Growth of data centres may threaten South Africa's electricity and water

The rapid expansion of data centres driven by artificial intelligence poses risks to South Africa's already strained electricity and water supplies. Global forecasts predict a sharp rise in energy demands, with local facilities already consuming significant power. Experts urge greater transparency and resource management to mitigate potential shortages.

Artificial intelligence is fueling a global boom in data centres, which house servers processing vast amounts of digital data for banks, websites, and social media. Worldwide, about 12,000 such facilities currently use 1.5% of global electricity, but the International Energy Agency (IEA) projects this could exceed 4.4% within the next decade.

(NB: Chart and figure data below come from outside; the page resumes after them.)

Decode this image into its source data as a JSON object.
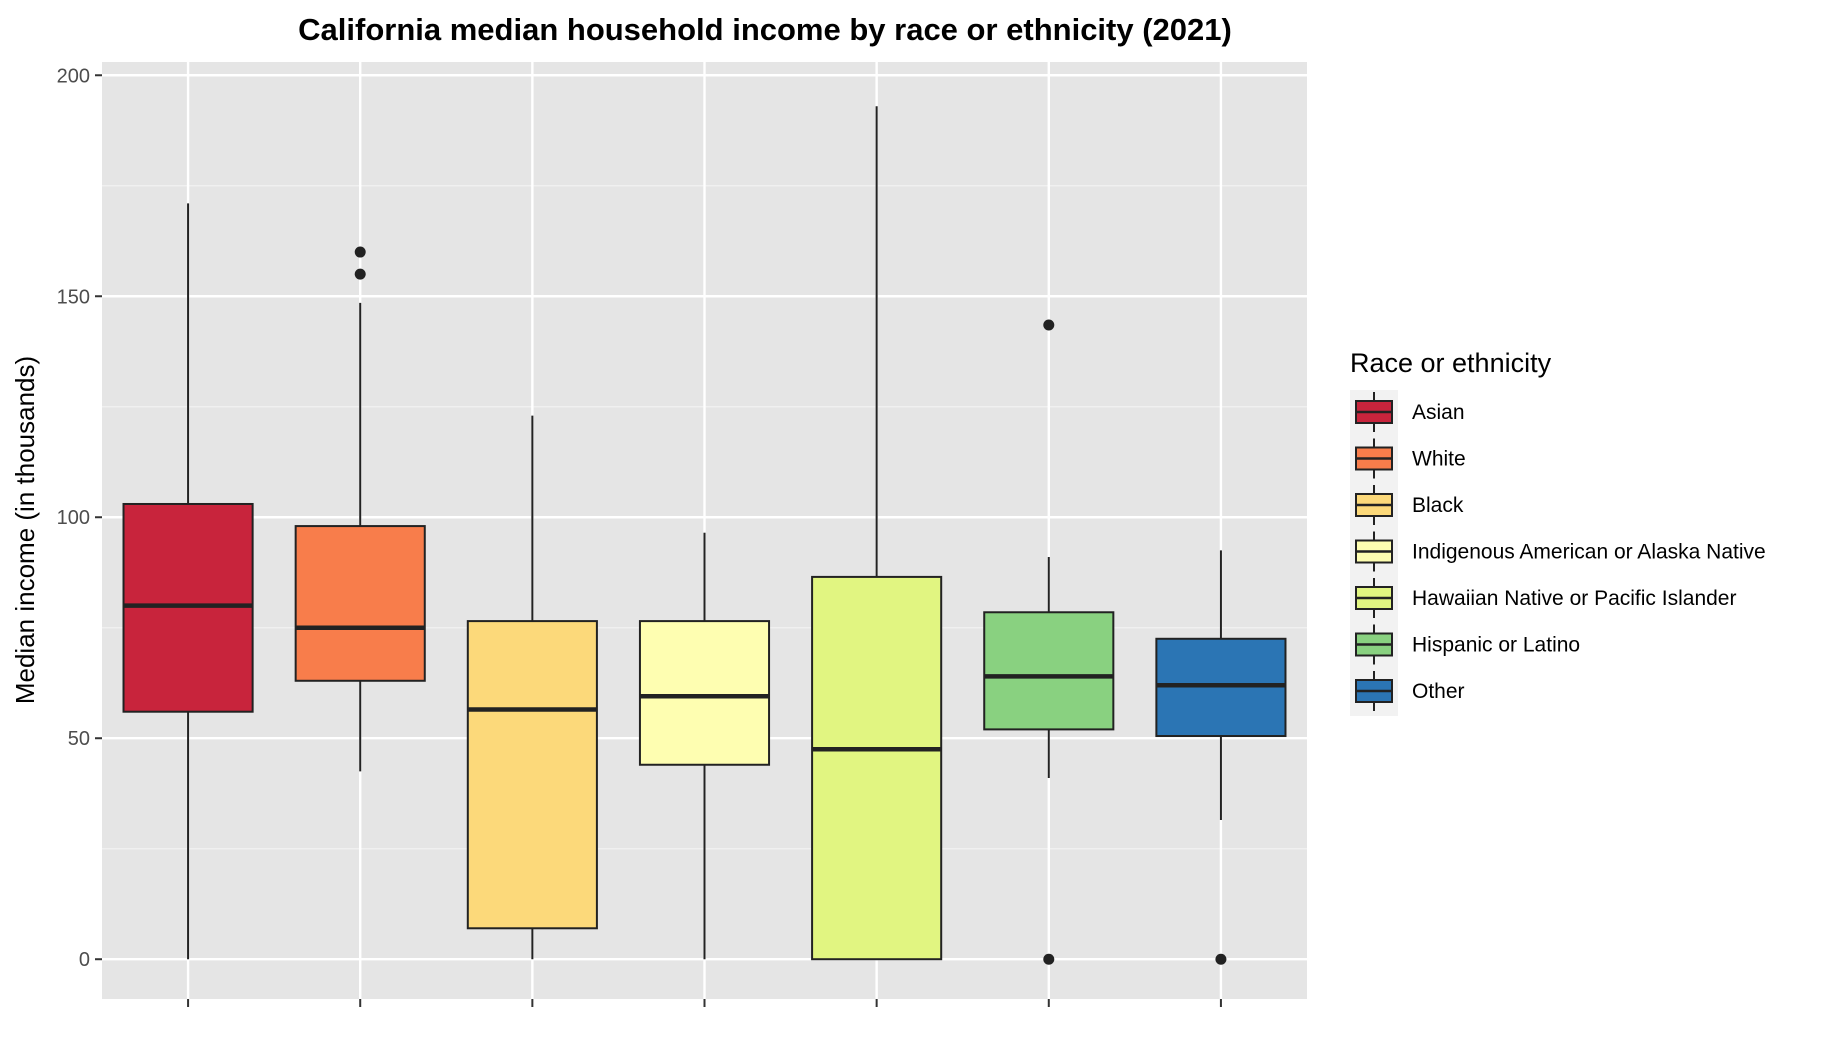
{
  "chart_data": {
    "type": "boxplot",
    "title": "California median household income by race or ethnicity (2021)",
    "xlabel": "",
    "ylabel": "Median income (in thousands)",
    "ylim": [
      -9,
      203
    ],
    "yticks": [
      0,
      50,
      100,
      150,
      200
    ],
    "grid": true,
    "legend": {
      "title": "Race or ethnicity",
      "position": "right"
    },
    "series": [
      {
        "name": "Asian",
        "color": "#C8243C",
        "whisker_low": 0,
        "q1": 56,
        "median": 80,
        "q3": 103,
        "whisker_high": 171,
        "outliers": []
      },
      {
        "name": "White",
        "color": "#F87D4B",
        "whisker_low": 42.5,
        "q1": 63,
        "median": 75,
        "q3": 98,
        "whisker_high": 148.5,
        "outliers": [
          155,
          160
        ]
      },
      {
        "name": "Black",
        "color": "#FCD97A",
        "whisker_low": 0,
        "q1": 7,
        "median": 56.5,
        "q3": 76.5,
        "whisker_high": 123,
        "outliers": []
      },
      {
        "name": "Indigenous American or Alaska Native",
        "color": "#FEFEB1",
        "whisker_low": 0,
        "q1": 44,
        "median": 59.5,
        "q3": 76.5,
        "whisker_high": 96.5,
        "outliers": []
      },
      {
        "name": "Hawaiian Native or Pacific Islander",
        "color": "#E1F581",
        "whisker_low": 0,
        "q1": 0,
        "median": 47.5,
        "q3": 86.5,
        "whisker_high": 193,
        "outliers": []
      },
      {
        "name": "Hispanic or Latino",
        "color": "#89D180",
        "whisker_low": 41,
        "q1": 52,
        "median": 64,
        "q3": 78.5,
        "whisker_high": 91,
        "outliers": [
          0,
          143.5
        ]
      },
      {
        "name": "Other",
        "color": "#2B75B4",
        "whisker_low": 31.5,
        "q1": 50.5,
        "median": 62,
        "q3": 72.5,
        "whisker_high": 92.5,
        "outliers": [
          0
        ]
      }
    ]
  }
}
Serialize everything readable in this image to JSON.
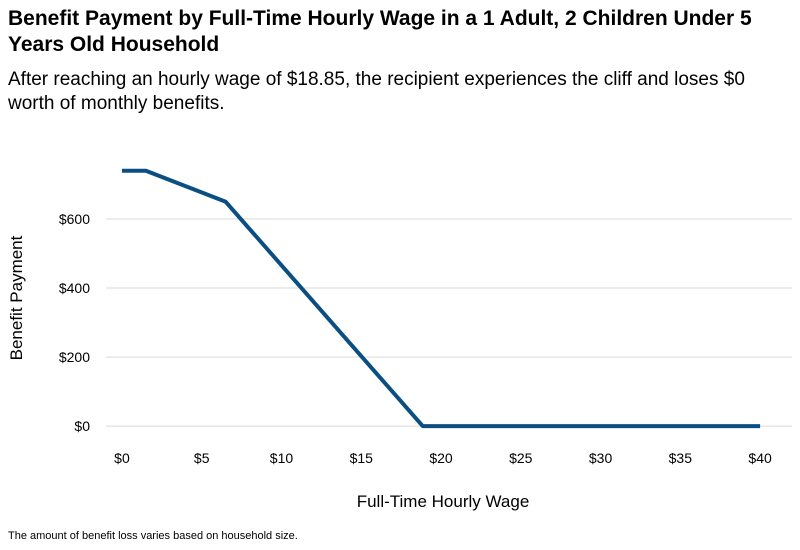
{
  "header": {
    "title": "Benefit Payment by Full-Time Hourly Wage in a 1 Adult, 2 Children Under 5 Years Old Household",
    "subtitle": "After reaching an hourly wage of $18.85, the recipient experiences the cliff and loses $0 worth of monthly benefits."
  },
  "footer": {
    "caption": "The amount of benefit loss varies based on household size."
  },
  "chart_data": {
    "type": "line",
    "title": "Benefit Payment by Full-Time Hourly Wage in a 1 Adult, 2 Children Under 5 Years Old Household",
    "subtitle": "After reaching an hourly wage of $18.85, the recipient experiences the cliff and loses $0 worth of monthly benefits.",
    "xlabel": "Full-Time Hourly Wage",
    "ylabel": "Benefit Payment",
    "xlim": [
      -1,
      42
    ],
    "ylim": [
      -20,
      800
    ],
    "x_ticks": [
      0,
      5,
      10,
      15,
      20,
      25,
      30,
      35,
      40
    ],
    "x_tick_labels": [
      "$0",
      "$5",
      "$10",
      "$15",
      "$20",
      "$25",
      "$30",
      "$35",
      "$40"
    ],
    "y_ticks": [
      0,
      200,
      400,
      600
    ],
    "y_tick_labels": [
      "$0",
      "$200",
      "$400",
      "$600"
    ],
    "grid": "horizontal",
    "legend": "none",
    "series": [
      {
        "color": "#0b4f82",
        "x": [
          0,
          1.5,
          6.5,
          18.85,
          40
        ],
        "y": [
          740,
          740,
          650,
          0,
          0
        ]
      }
    ]
  }
}
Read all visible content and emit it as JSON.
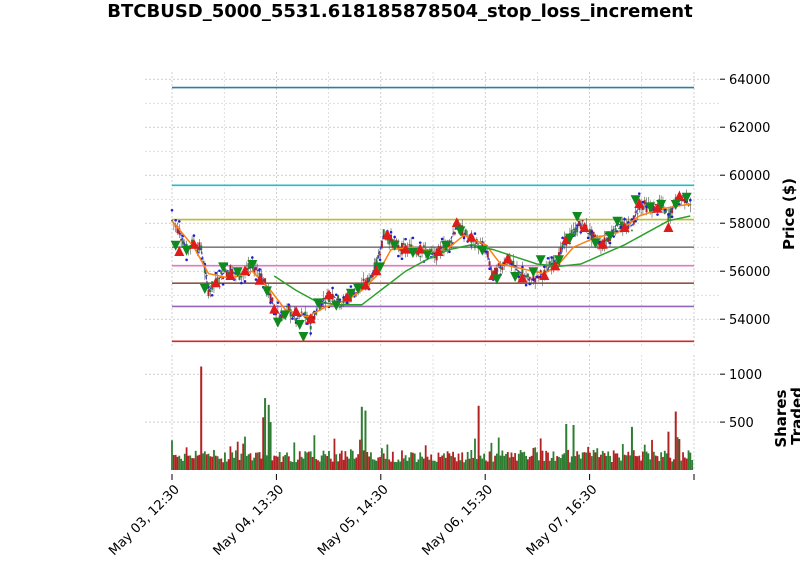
{
  "chart_data": {
    "type": "candlestick",
    "title": "BTCBUSD_5000_5531.618185878504_stop_loss_increment",
    "price_panel": {
      "ylabel": "Price ($)",
      "ylim": [
        52800,
        64300
      ],
      "yticks": [
        54000,
        56000,
        58000,
        60000,
        62000,
        64000
      ],
      "ytick_labels": [
        "54000",
        "56000",
        "58000",
        "60000",
        "62000",
        "64000"
      ],
      "grid": true,
      "horizontal_levels": [
        {
          "value": 63650,
          "color": "#2b7f9e"
        },
        {
          "value": 59580,
          "color": "#1fbfc9"
        },
        {
          "value": 58150,
          "color": "#bcbd22"
        },
        {
          "value": 57000,
          "color": "#7f7f7f"
        },
        {
          "value": 56230,
          "color": "#e377c2"
        },
        {
          "value": 55500,
          "color": "#8c564b"
        },
        {
          "value": 54530,
          "color": "#9467bd"
        },
        {
          "value": 53080,
          "color": "#d62728"
        }
      ],
      "price_path": [
        [
          0,
          58100
        ],
        [
          2,
          57700
        ],
        [
          4,
          56900
        ],
        [
          6,
          57200
        ],
        [
          8,
          56900
        ],
        [
          10,
          55200
        ],
        [
          12,
          55500
        ],
        [
          14,
          55900
        ],
        [
          16,
          56100
        ],
        [
          18,
          55800
        ],
        [
          20,
          56000
        ],
        [
          22,
          56200
        ],
        [
          24,
          56000
        ],
        [
          26,
          55300
        ],
        [
          28,
          54500
        ],
        [
          30,
          54100
        ],
        [
          32,
          54400
        ],
        [
          34,
          54000
        ],
        [
          36,
          54200
        ],
        [
          38,
          53800
        ],
        [
          40,
          54500
        ],
        [
          42,
          54900
        ],
        [
          44,
          55000
        ],
        [
          46,
          54700
        ],
        [
          48,
          54800
        ],
        [
          50,
          55100
        ],
        [
          52,
          55400
        ],
        [
          54,
          55600
        ],
        [
          56,
          56300
        ],
        [
          58,
          57500
        ],
        [
          60,
          57300
        ],
        [
          62,
          57000
        ],
        [
          64,
          56900
        ],
        [
          66,
          57000
        ],
        [
          68,
          56800
        ],
        [
          70,
          56900
        ],
        [
          72,
          56600
        ],
        [
          74,
          57000
        ],
        [
          76,
          57200
        ],
        [
          78,
          57900
        ],
        [
          80,
          57600
        ],
        [
          82,
          57300
        ],
        [
          84,
          57100
        ],
        [
          86,
          56900
        ],
        [
          88,
          55800
        ],
        [
          90,
          56200
        ],
        [
          92,
          56500
        ],
        [
          94,
          56100
        ],
        [
          96,
          55900
        ],
        [
          98,
          55600
        ],
        [
          100,
          55800
        ],
        [
          102,
          55900
        ],
        [
          104,
          56300
        ],
        [
          106,
          56600
        ],
        [
          108,
          57300
        ],
        [
          110,
          57600
        ],
        [
          112,
          58000
        ],
        [
          114,
          57700
        ],
        [
          116,
          57300
        ],
        [
          118,
          57100
        ],
        [
          120,
          57500
        ],
        [
          122,
          58000
        ],
        [
          124,
          57800
        ],
        [
          126,
          57900
        ],
        [
          128,
          58800
        ],
        [
          130,
          58700
        ],
        [
          132,
          58600
        ],
        [
          134,
          58800
        ],
        [
          136,
          58300
        ],
        [
          138,
          58900
        ],
        [
          140,
          59100
        ],
        [
          142,
          58900
        ]
      ],
      "buy_markers": [
        [
          2,
          56800
        ],
        [
          6,
          57100
        ],
        [
          12,
          55500
        ],
        [
          16,
          55800
        ],
        [
          20,
          56000
        ],
        [
          24,
          55600
        ],
        [
          28,
          54400
        ],
        [
          34,
          54300
        ],
        [
          38,
          54000
        ],
        [
          43,
          55000
        ],
        [
          48,
          54900
        ],
        [
          53,
          55400
        ],
        [
          56,
          56000
        ],
        [
          59,
          57500
        ],
        [
          64,
          56900
        ],
        [
          68,
          56900
        ],
        [
          73,
          56800
        ],
        [
          78,
          58000
        ],
        [
          82,
          57400
        ],
        [
          88,
          55800
        ],
        [
          92,
          56500
        ],
        [
          96,
          55700
        ],
        [
          102,
          55800
        ],
        [
          105,
          56200
        ],
        [
          108,
          57300
        ],
        [
          113,
          57800
        ],
        [
          118,
          57100
        ],
        [
          124,
          57800
        ],
        [
          128,
          58800
        ],
        [
          133,
          58600
        ],
        [
          136,
          57800
        ],
        [
          139,
          59100
        ]
      ],
      "sell_markers": [
        [
          1,
          57100
        ],
        [
          4,
          56900
        ],
        [
          9,
          55300
        ],
        [
          14,
          56200
        ],
        [
          18,
          56000
        ],
        [
          22,
          56300
        ],
        [
          26,
          55200
        ],
        [
          29,
          53900
        ],
        [
          31,
          54200
        ],
        [
          35,
          53800
        ],
        [
          36,
          53300
        ],
        [
          40,
          54700
        ],
        [
          45,
          54600
        ],
        [
          49,
          55100
        ],
        [
          51,
          55300
        ],
        [
          57,
          56200
        ],
        [
          61,
          57100
        ],
        [
          66,
          56800
        ],
        [
          70,
          56700
        ],
        [
          75,
          57100
        ],
        [
          79,
          57700
        ],
        [
          85,
          56900
        ],
        [
          89,
          55700
        ],
        [
          94,
          55800
        ],
        [
          99,
          56000
        ],
        [
          101,
          56500
        ],
        [
          106,
          56500
        ],
        [
          109,
          57400
        ],
        [
          111,
          58300
        ],
        [
          116,
          57200
        ],
        [
          120,
          57500
        ],
        [
          122,
          58100
        ],
        [
          127,
          59000
        ],
        [
          131,
          58700
        ],
        [
          134,
          58800
        ],
        [
          138,
          58800
        ],
        [
          141,
          59100
        ]
      ],
      "ma_fast": [
        [
          0,
          58100
        ],
        [
          6,
          57000
        ],
        [
          10,
          55900
        ],
        [
          16,
          55700
        ],
        [
          22,
          56000
        ],
        [
          27,
          55200
        ],
        [
          31,
          54400
        ],
        [
          37,
          54100
        ],
        [
          42,
          54500
        ],
        [
          48,
          54800
        ],
        [
          52,
          55200
        ],
        [
          56,
          55800
        ],
        [
          60,
          56900
        ],
        [
          66,
          57000
        ],
        [
          72,
          56800
        ],
        [
          76,
          57000
        ],
        [
          80,
          57500
        ],
        [
          86,
          57100
        ],
        [
          90,
          56300
        ],
        [
          96,
          56100
        ],
        [
          102,
          55900
        ],
        [
          106,
          56300
        ],
        [
          110,
          57000
        ],
        [
          116,
          57400
        ],
        [
          122,
          57600
        ],
        [
          128,
          58300
        ],
        [
          134,
          58600
        ],
        [
          142,
          58800
        ]
      ],
      "ma_slow": [
        [
          28,
          55800
        ],
        [
          34,
          55200
        ],
        [
          40,
          54700
        ],
        [
          46,
          54600
        ],
        [
          52,
          54600
        ],
        [
          58,
          55300
        ],
        [
          64,
          56000
        ],
        [
          70,
          56500
        ],
        [
          76,
          56900
        ],
        [
          82,
          57100
        ],
        [
          88,
          56900
        ],
        [
          94,
          56600
        ],
        [
          100,
          56300
        ],
        [
          106,
          56200
        ],
        [
          112,
          56300
        ],
        [
          118,
          56700
        ],
        [
          124,
          57100
        ],
        [
          130,
          57600
        ],
        [
          136,
          58100
        ],
        [
          142,
          58300
        ]
      ]
    },
    "volume_panel": {
      "ylabel": "Shares\nTraded",
      "ylim": [
        0,
        1200
      ],
      "yticks": [
        500,
        1000
      ],
      "ytick_labels": [
        "500",
        "1000"
      ],
      "spikes": [
        {
          "x": 8,
          "value": 1080,
          "color": "#b22222"
        },
        {
          "x": 25,
          "value": 550,
          "color": "#b22222"
        },
        {
          "x": 25.5,
          "value": 750,
          "color": "#2e7d32"
        },
        {
          "x": 26.5,
          "value": 680,
          "color": "#2e7d32"
        },
        {
          "x": 27,
          "value": 500,
          "color": "#2e7d32"
        },
        {
          "x": 52,
          "value": 660,
          "color": "#2e7d32"
        },
        {
          "x": 53,
          "value": 620,
          "color": "#2e7d32"
        },
        {
          "x": 84,
          "value": 670,
          "color": "#b22222"
        },
        {
          "x": 108,
          "value": 480,
          "color": "#2e7d32"
        },
        {
          "x": 110,
          "value": 470,
          "color": "#2e7d32"
        },
        {
          "x": 126,
          "value": 450,
          "color": "#2e7d32"
        },
        {
          "x": 138,
          "value": 610,
          "color": "#b22222"
        },
        {
          "x": 136,
          "value": 400,
          "color": "#b22222"
        }
      ]
    },
    "x_axis": {
      "range": [
        0,
        143
      ],
      "tick_positions": [
        0,
        28.6,
        57.2,
        85.8,
        114.4,
        143
      ],
      "tick_labels": [
        "May 03, 12:30",
        "May 04, 13:30",
        "May 05, 14:30",
        "May 06, 15:30",
        "May 07, 16:30",
        ""
      ]
    },
    "colors": {
      "price_line": "#3c3fbd",
      "price_dots": "#1f1fcf",
      "ma_fast": "#ff7f0e",
      "ma_slow": "#2ca02c",
      "buy_marker": "#e01b1b",
      "sell_marker": "#0f8a1e",
      "vol_up": "#2e7d32",
      "vol_down": "#b22222",
      "grid": "#b0b0b0"
    }
  }
}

This growth hits hard in places like Ireland, where data centres consume 21% of metered electricity—a fivefold increase in eight years. In the US, Virginia leads with 25%, and six states surpass 10%. Singapore uses over 7% of its national supply for these centres. AI-specific facilities are scaling up dramatically; conventional ones draw 10-25 megawatts (MW), but AI versions can exceed 100MW. The Citadel in Nevada is designed for 650MW, matching over 40% of Durban's demand, while xAI's Colossus in Tennessee aims for 2,000MW.

The IEA notes that large data centres equate to the power needs of 100,000 households, with the biggest under construction potentially serving two million. In December 2025, Exelon Corporation CEO Calvin Butler warned of impending crises: “It’s like you’re driving your car, the ‘check engine’ light is on... you have to fix it now.” India's capacity has doubled in four years, equaling 6.5 million households' consumption.

In South Africa, recovering from load shedding and water shortages, the picture is murkier. Eskom and municipalities declined to share data centre consumption figures, citing the Protection of Personal Information Act. However, five Teraco centres in Johannesburg alone exceed 130MW—more than small cities like Mbombela or Kimberley.

Legal Resources Centre's Aaron Tifflin highlights hidden costs: “As the country positions itself as a player in the global AI economy, we must ask: at what cost? Technological advancement must go hand-in-hand with transparency, accountability, and responsible stewardship of our natural resources.” Local growth is set to accelerate, raising fears of resource crunches.